Anyway, that's another post.

Back to ginger tea.

Put two spoonfuls of grated fresh ginger into the infuser of your teapot.

I've frequently read of herbal tea enthusiasts who denigrate the use of an infuser, or they use it as a strainer AFTER they let the tea steep loosely in the teapot. They argue that herbal tea requires a lot of contact with the hot water, and an infuser will tend to keep the herbs packed too tightly together to allow good water circulation.

I do agree with this idea, and I've used it lately, especially with fresh herbs. It takes a relatively big boat-load of leaves to make a decent tasting herbal tea. Dried herbs might be a different matter...the dried herbs are smaller and more concentrated.

However, for today's tea, the two spoonfuls of fresh ginger seem mighty small as it hunkers in the depths of my two-cup teapot. Putting the ginger in the infuser first will make straining it out later extremely easy.

I've filled my teapot to the brim of the infuser with near-boiling water. (Why NEAR-BOILING? I'm not sure...perhaps there's a radical jump in temperature or stability when water boils? Perhaps it begins to lessen the oxygen content? Is there a chance it will go into an uncontrollable fusion reaction? America really needs to know these things!)

Put the lid on, set it on a hotpad, and let it steep for about 10 minutes.



After 10 minutes, remove the lid and infuser, straining out the ginger, and now we have a freshly brewed potful of fresh ginger tea!

For hot tea, I like to add a spoonful of sweetening. For stronger tea, let the ginger steep longer. Strong ginger tea is more medicinal in taste and effect. For relaxing, a ten-minute steeping time is just right for me.

As a cold drink, fresh ginger tea is almost unbeatable! Add sweetening and ice or let it cool in the refrigerator. A terrific combination is ginger tea with flavored green tea. My favorite maker of instant flavored green tea is Arizona Beverage Company. They make some killer Pomegranate Green Tea iced tea stix, sugar free, sweetened with Splenda. (Great website, too! Nice, non-pop rock and jazz streaming in the background, with a mini-player showing playlist info, previous song and advance.)

Add one 3-gram packet of powdered green tea mix to a glassful (17 ounces) of cold, fresh ginger tea.

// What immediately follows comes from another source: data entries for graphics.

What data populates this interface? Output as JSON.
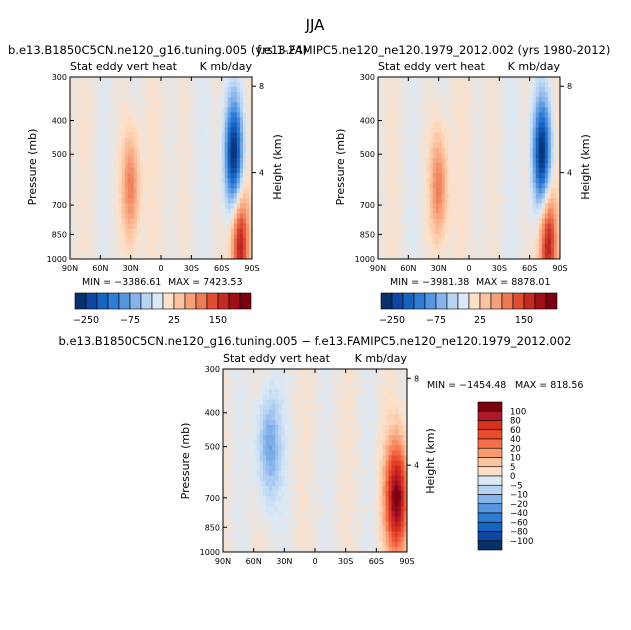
{
  "page_title": "JJA",
  "colors": {
    "pos_strong": "#b2182b",
    "neg_strong": "#08306b",
    "neutral": "#fbe3d0",
    "light_neg": "#dbe9f6"
  },
  "chart_data": [
    {
      "type": "heatmap",
      "title": "b.e13.B1850C5CN.ne120_g16.tuning.005 (yrs 1-24)",
      "subtitle_left": "Stat eddy vert heat",
      "subtitle_right": "K mb/day",
      "ylabel": "Pressure (mb)",
      "ylabel_right": "Height (km)",
      "x_ticks": [
        "90N",
        "60N",
        "30N",
        "0",
        "30S",
        "60S",
        "90S"
      ],
      "y_ticks": [
        "300",
        "400",
        "500",
        "700",
        "850",
        "1000"
      ],
      "y_ticks_right": [
        "8",
        "4"
      ],
      "xlim": [
        90,
        -90
      ],
      "ylim": [
        1000,
        300
      ],
      "min_label": "MIN = −3386.61",
      "max_label": "MAX = 7423.53",
      "colorbar_labels": [
        "−250",
        "−75",
        "25",
        "150"
      ],
      "colorbar": [
        "#08306b",
        "#0d47a1",
        "#1565c0",
        "#2f7bd6",
        "#5596e0",
        "#86b4ea",
        "#b8d3f2",
        "#dbe9f6",
        "#fde0c8",
        "#fbc3a0",
        "#f6a07a",
        "#ee7a55",
        "#de4d34",
        "#c22a22",
        "#9e1016",
        "#7a0010"
      ],
      "features": [
        {
          "lat": 30,
          "p": 620,
          "value": 120
        },
        {
          "lat": -72,
          "p": 500,
          "value": -250
        },
        {
          "lat": -78,
          "p": 900,
          "value": 200
        }
      ]
    },
    {
      "type": "heatmap",
      "title": "f.e13.FAMIPC5.ne120_ne120.1979_2012.002 (yrs 1980-2012)",
      "subtitle_left": "Stat eddy vert heat",
      "subtitle_right": "K mb/day",
      "ylabel": "Pressure (mb)",
      "ylabel_right": "Height (km)",
      "x_ticks": [
        "90N",
        "60N",
        "30N",
        "0",
        "30S",
        "60S",
        "90S"
      ],
      "y_ticks": [
        "300",
        "400",
        "500",
        "700",
        "850",
        "1000"
      ],
      "y_ticks_right": [
        "8",
        "4"
      ],
      "xlim": [
        90,
        -90
      ],
      "ylim": [
        1000,
        300
      ],
      "min_label": "MIN = −3981.38",
      "max_label": "MAX = 8878.01",
      "colorbar_labels": [
        "−250",
        "−75",
        "25",
        "150"
      ],
      "colorbar": [
        "#08306b",
        "#0d47a1",
        "#1565c0",
        "#2f7bd6",
        "#5596e0",
        "#86b4ea",
        "#b8d3f2",
        "#dbe9f6",
        "#fde0c8",
        "#fbc3a0",
        "#f6a07a",
        "#ee7a55",
        "#de4d34",
        "#c22a22",
        "#9e1016",
        "#7a0010"
      ],
      "features": [
        {
          "lat": 30,
          "p": 620,
          "value": 120
        },
        {
          "lat": -72,
          "p": 500,
          "value": -250
        },
        {
          "lat": -78,
          "p": 900,
          "value": 200
        }
      ]
    },
    {
      "type": "heatmap",
      "title": "b.e13.B1850C5CN.ne120_g16.tuning.005 − f.e13.FAMIPC5.ne120_ne120.1979_2012.002",
      "subtitle_left": "Stat eddy vert heat",
      "subtitle_right": "K mb/day",
      "ylabel": "Pressure (mb)",
      "ylabel_right": "Height (km)",
      "x_ticks": [
        "90N",
        "60N",
        "30N",
        "0",
        "30S",
        "60S",
        "90S"
      ],
      "y_ticks": [
        "300",
        "400",
        "500",
        "700",
        "850",
        "1000"
      ],
      "y_ticks_right": [
        "8",
        "4"
      ],
      "xlim": [
        90,
        -90
      ],
      "ylim": [
        1000,
        300
      ],
      "min_label": "MIN = −1454.48",
      "max_label": "MAX = 818.56",
      "colorbar_labels": [
        "100",
        "80",
        "60",
        "40",
        "20",
        "10",
        "5",
        "0",
        "−5",
        "−10",
        "−20",
        "−40",
        "−60",
        "−80",
        "−100"
      ],
      "colorbar": [
        "#7a0010",
        "#b2182b",
        "#d6301f",
        "#ea4b2e",
        "#f4704a",
        "#f99a70",
        "#fbc3a0",
        "#fde0c8",
        "#dbe9f6",
        "#b8d3f2",
        "#86b4ea",
        "#5596e0",
        "#2f7bd6",
        "#1565c0",
        "#0d47a1",
        "#08306b"
      ],
      "features": [
        {
          "lat": 45,
          "p": 500,
          "value": -40
        },
        {
          "lat": -80,
          "p": 700,
          "value": 100
        }
      ]
    }
  ]
}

Today, I'm in the process of making a big batch of ginger tea that we'll keep refrigerated for the next week or so. When I want a refreshingly tangy drink, I can tap the cold ginger tea and add some powdered green tea. Instant re-fresh!

Reference Links

If you buy a dedicated teapot, it will probably come with an infuser. This is a small basket-shaped filter with an edge that rests on top of the teapot while the basket hangs down into the teapot. Keep this. You'll need it, but not for it's intended use.

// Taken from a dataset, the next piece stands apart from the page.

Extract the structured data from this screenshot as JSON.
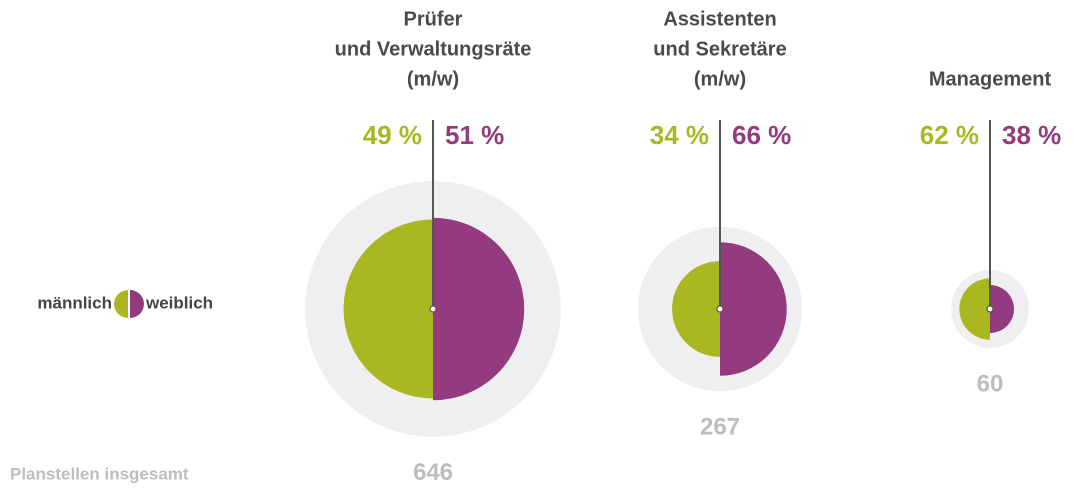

If used as intended, you would place your tea in the infuser, place the infuser in the teapot, then add the water. When the steeping time was up, you would simply pull out the infuser, leaving leaf-free tea behind. But it doesn't work well. Why? Because:

There's not enough room in the infuser for the tea to properly steep. Tea is like pasta. It needs room to spread out. The water needs to circulate around and between the leaves. An infuser doesn't let this occur. Even if it looks large enough, given your quantity of tea, keep in mind that, as the tea absorbs water, it'll increase in size. Trust me. The infuser isn't big enough.

The infuser hangs from the top. If you're making less than a full pot of tea, the infuser won't be completely submerged. Which will leave even less room for proper steeping.

So, why keep it? Because it makes an excellent strainer for straining out the leaves after the steeping is all done.